Familiarity Bias in Investment
Investment involves picking up the most suitable instrument capable of generating income over a period. As investing is a process of acquiring a financial asset by parting the hard earned money, the investment decision is always believed to be a rational decision. In reality, the individual biases and values override judicious decision making. In real life, a person may opt for a particular brand of cloth even if clothes of better quality at better prices are available in other brands. The person might be apprehensive to select a new brand of cloth as he is unfamiliar with the brand and hence the decision making becomes uncomfortable. Similarly, familiarity clouds decision making during investment and an investor often tends to buy investment product familiar to him.

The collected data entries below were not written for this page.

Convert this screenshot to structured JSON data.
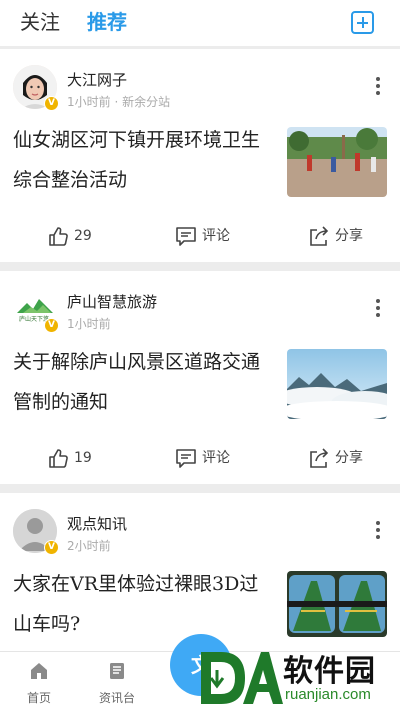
{
  "header": {
    "tab_follow": "关注",
    "tab_recommend": "推荐",
    "add_icon": "plus-square-icon",
    "accent": "#2a9ae8"
  },
  "feed": [
    {
      "author": "大江网子",
      "time": "1小时前 · 新余分站",
      "title": "仙女湖区河下镇开展环境卫生综合整治活动",
      "likes": "29",
      "comment_label": "评论",
      "share_label": "分享"
    },
    {
      "author": "庐山智慧旅游",
      "time": "1小时前",
      "title": "关于解除庐山风景区道路交通管制的通知",
      "likes": "19",
      "comment_label": "评论",
      "share_label": "分享"
    },
    {
      "author": "观点知讯",
      "time": "2小时前",
      "title": "大家在VR里体验过裸眼3D过山车吗?"
    }
  ],
  "bottom_nav": [
    {
      "label": "首页",
      "icon": "home-icon"
    },
    {
      "label": "资讯台",
      "icon": "news-desk-icon"
    }
  ],
  "fab": {
    "label": "文"
  },
  "watermark": {
    "text": "软件园",
    "url": "ruanjian.com",
    "mark": "DA"
  },
  "verified_badge": "V"
}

The behavioral bias that prompts an investor to stick on with a known investment product is termed familiarity bias.
Why is familiarity bias dangerous in investment?

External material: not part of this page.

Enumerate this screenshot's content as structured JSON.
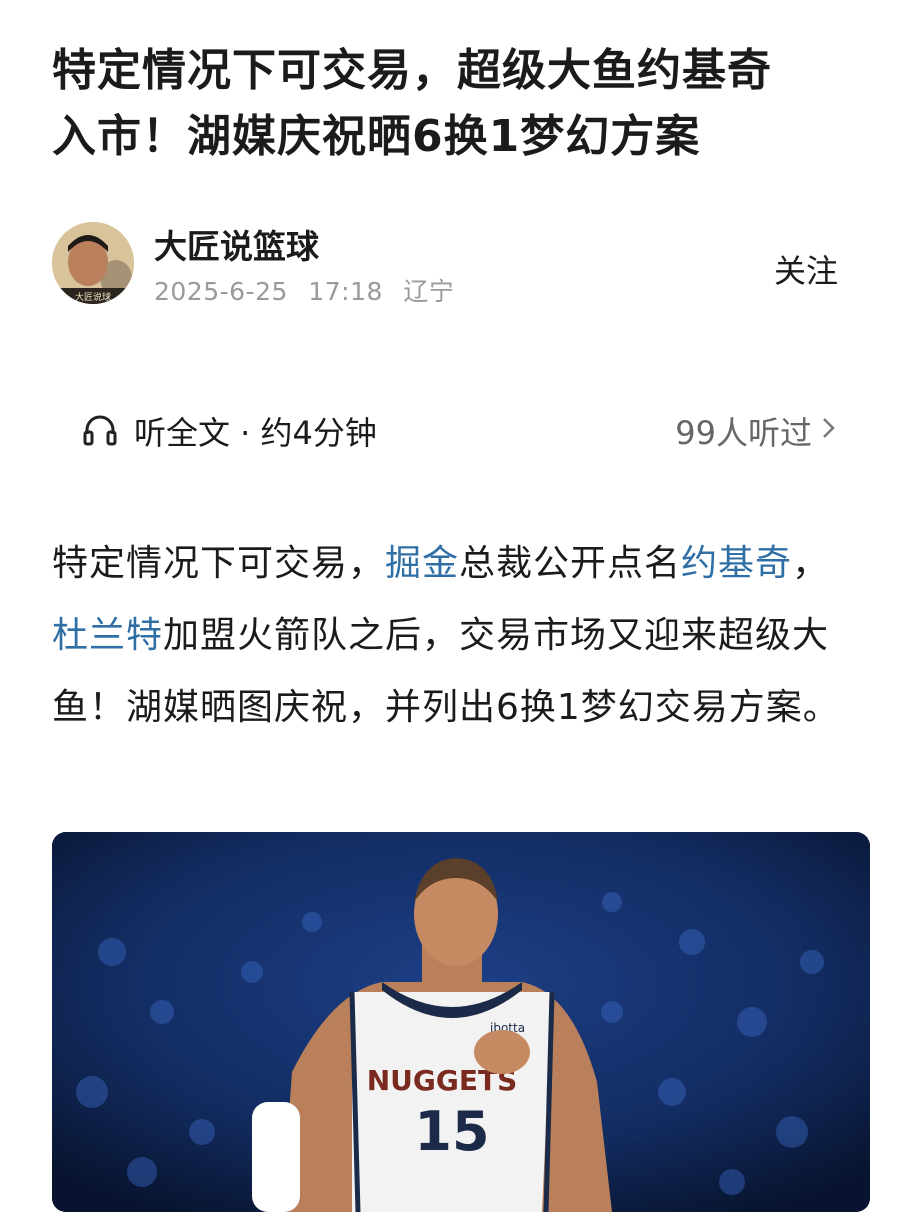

An investor working in a bank opting for mutual fund scheme with focus on banking sector or a person in manufacturing sector opting for a sectoral / thematic equity mutual fund investing in manufacturing sector can be described as influenced by familiarity bias. In such a scenario, any impact on the segment in which invested can lead to dual risk. For example, when the manufacturing sector undergoes a downturn, both the job and investment will face challenges.
What is the root cause of familiarity bias?

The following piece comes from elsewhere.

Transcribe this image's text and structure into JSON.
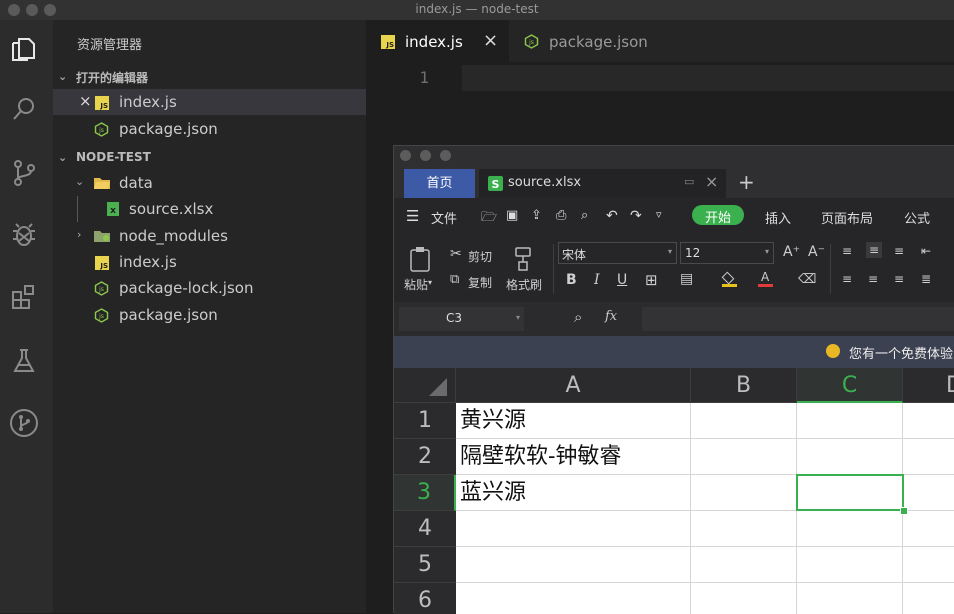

Familiarity bias arises from two causes; over confidence on his own awareness level and loss aversion bias. An investor always tends to be overconfident on his own decisions and his own field of expertise. This makes him confine to his area of familiarity and prevents from venturing out of comfort zone. Familiarity bias is often the result of investor trying to be his own financial planner. This bias often leads to the investor buy stock of own company or country and prevents taking advantage of developments in other fields.
What is the drawback of familiarity bias?
Familiarity bias impacts the investor portfolio in many ways. It prevents diversification and thus makes the investment prone to risk associated with a particular sector. Asset allocation will be within one sector which makes the investment portfolio inferior. Hesitation to explore available opportunities ends up in missing better returns. Familiarity may prevent the investor from carrying out research and analysis and the investment may become loss making.
Steps to overcome familiarity bias
The first step in overcoming familiarity bias is bringing in a change in mental set up. Investors must accept that familiarity need not always yield the best result. Investors should put in a mechanism for period assessment of performance of their portfolio against a benchmark. This will enable them to realize the potential of missed opportunities and recalibration to be made in the portfolio. Always alert eyes and ears only will help an investor to overcome familiarity bias.